Unfortunately none of the cars in The Godfather have radios, which means you will be forced to listen to the same incidental music for the entirety of the game.  By no means is the music bad, but it won't take long before you start hating that Godfather theme.  The fact that it plays ad nauseum while you're driving is enough to make you want to turn the music all the way down.  But chances are you won't, if only because of the phenomenal voice talent.



As you complete the missions you will get experience points, which allows you to level up and increase your character's stats.  Each time you level up you will be given a couple of points to put wherever you want, such as your fighting, aim, speed, health and so on.  Getting your character to a high level will make him extremely difficult to kill, especially if you've upgraded your weapons and have mastered the control.  That won't mean you won't die from a direct shotgun blast to the face, but it curbs those unfortunate situations quite a bit.

Don't worry too much about dying, though.  Although it's a blow to your confidence, chances are you're going to be dying a lot while playing through The Godfather.  But that's okay, because if you do run out of health you will be revived at the nearest hospital for a small fee.  Best of all you get to keep your weapons and just try again.  Better yet, if you die in the middle of a mission you will only have to start over at the checkpoint, which can make things a lot easier.  As the game winds down you will probably pass on more than you would like, but only after the game decides to go from normal difficulty to hard (and cheap).  Still, The Godfather is never too frustrating and can easily be beaten if you have the patience and can put up with a few frustrating game play hiccups.

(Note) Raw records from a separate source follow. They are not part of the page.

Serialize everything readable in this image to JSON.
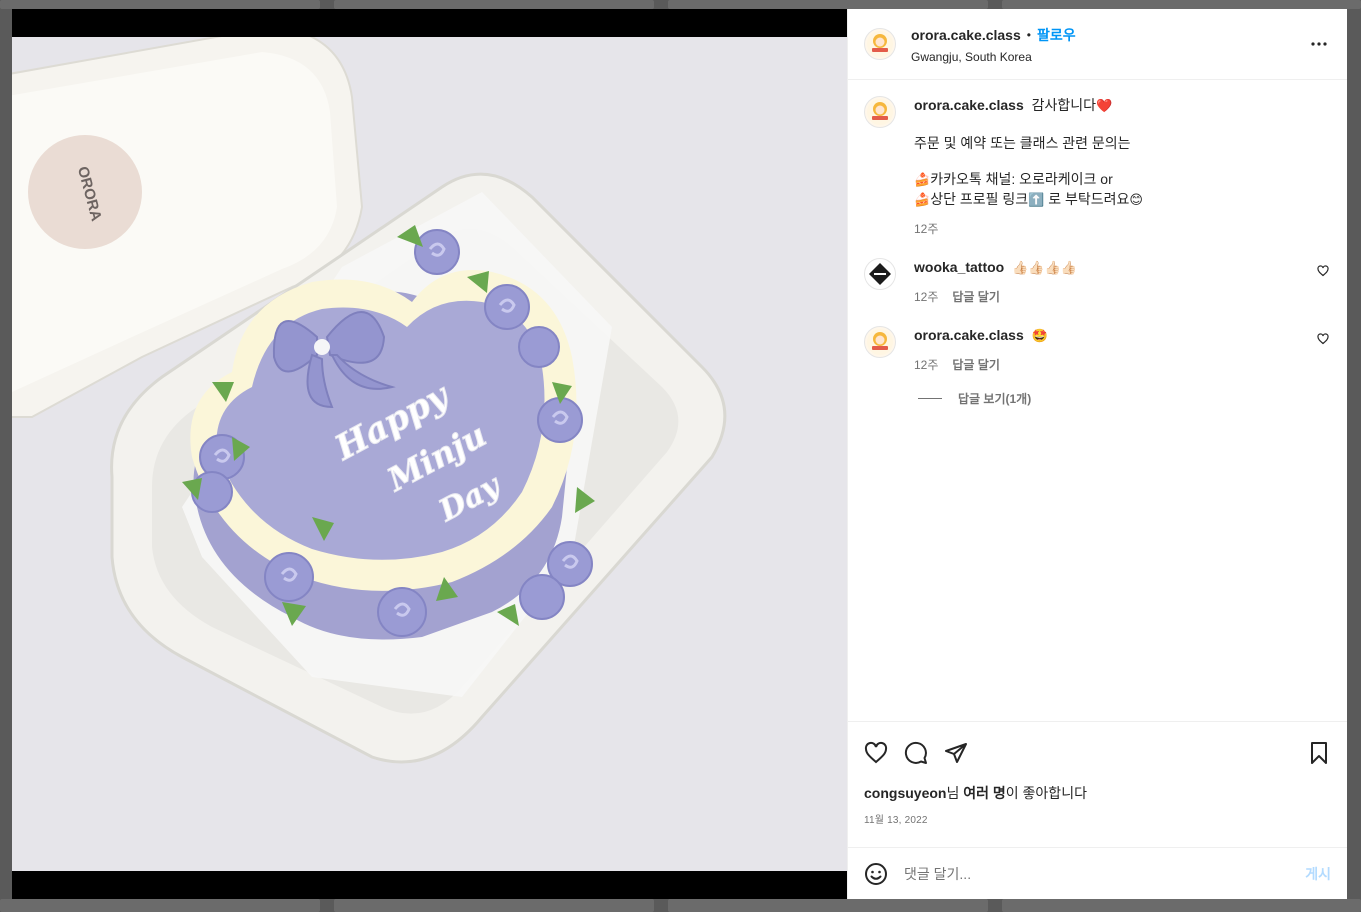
{
  "post": {
    "account": {
      "username": "orora.cake.class",
      "dot": "•",
      "follow_label": "팔로우",
      "location": "Gwangju, South Korea",
      "avatar_text": "ORORA"
    },
    "image": {
      "cake_text_line1": "Happy",
      "cake_text_line2": "Minju",
      "cake_text_line3": "Day",
      "box_logo": "ORORA"
    },
    "caption": {
      "username": "orora.cake.class",
      "line1": "감사합니다",
      "line2": "주문 및 예약 또는 클래스 관련 문의는",
      "line3": "카카오톡 채널: 오로라케이크   or",
      "line4a": "상단 프로필 링크",
      "line4b": " 로 부탁드려요",
      "time": "12주"
    },
    "comments": [
      {
        "username": "wooka_tattoo",
        "text": "👍🏻👍🏻👍🏻👍🏻",
        "time": "12주",
        "reply_label": "답글 달기"
      },
      {
        "username": "orora.cake.class",
        "text": "🤩",
        "time": "12주",
        "reply_label": "답글 달기",
        "view_replies": "답글 보기(1개)"
      }
    ],
    "likes": {
      "user": "congsuyeon",
      "suffix1": "님 ",
      "others": "여러 명",
      "suffix2": "이 좋아합니다"
    },
    "date": "11월 13, 2022",
    "add_comment": {
      "placeholder": "댓글 달기...",
      "post_label": "게시"
    },
    "colors": {
      "accent": "#0095f6",
      "cake_lavender": "#9a9bd4",
      "cream": "#fbf6d9",
      "leaf": "#6aa84f"
    }
  }
}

The graphics, while adequate, are something of a mixed bag.  The Godfather looks great when you're given a close up of the characters, each modeled perfectly from the movie.  As you step back, though, you'll be disappointed by the repeating textures, occasionally grainy graphics, and strange animations.  This doesn't ruin the experience, but it's clear that EA wasn't able to make the game look as good as they promised when it was first announced.  One can only wait and see how much better this will look on the Xbox 360 compared to the outdated PlayStation 2.

But The Godfather: The Game is about more than graphics, it's really just an exciting game that manages to get more right than wrong.  Considering the quality of the movie it's easy to be a little iffy on whether the game could live up to the steep standards, but thankfully Electronic Arts has managed to do the impossible and make a fun game out of one of the best movies of all time.  That's not to say there aren't a few bumps on the road, but none of them will keep you from having a great time exploring the New York City of the past.  With it's amazing voice talent, diverse mission objectives and great story, The Godfather: The Game is will worth checking out.  It won't have you playing for dozens of hours like San Andreas or Vice City, but it does offer a different vibe and a few new twists.  The Godfather is an easy game to recommend, no matter if you're a huge fan of the movie or somebody who has never experienced Francis Ford Coppola's classic.






B-
It's hard to believe, but Electronic Arts has done the impossible and turned one of the best movies of all time into one solid PlayStation 2 game. It's not without a few quirks, but most gamers will have no problem overlooking these defects in order to play this fantastic adventure game with an exciting story.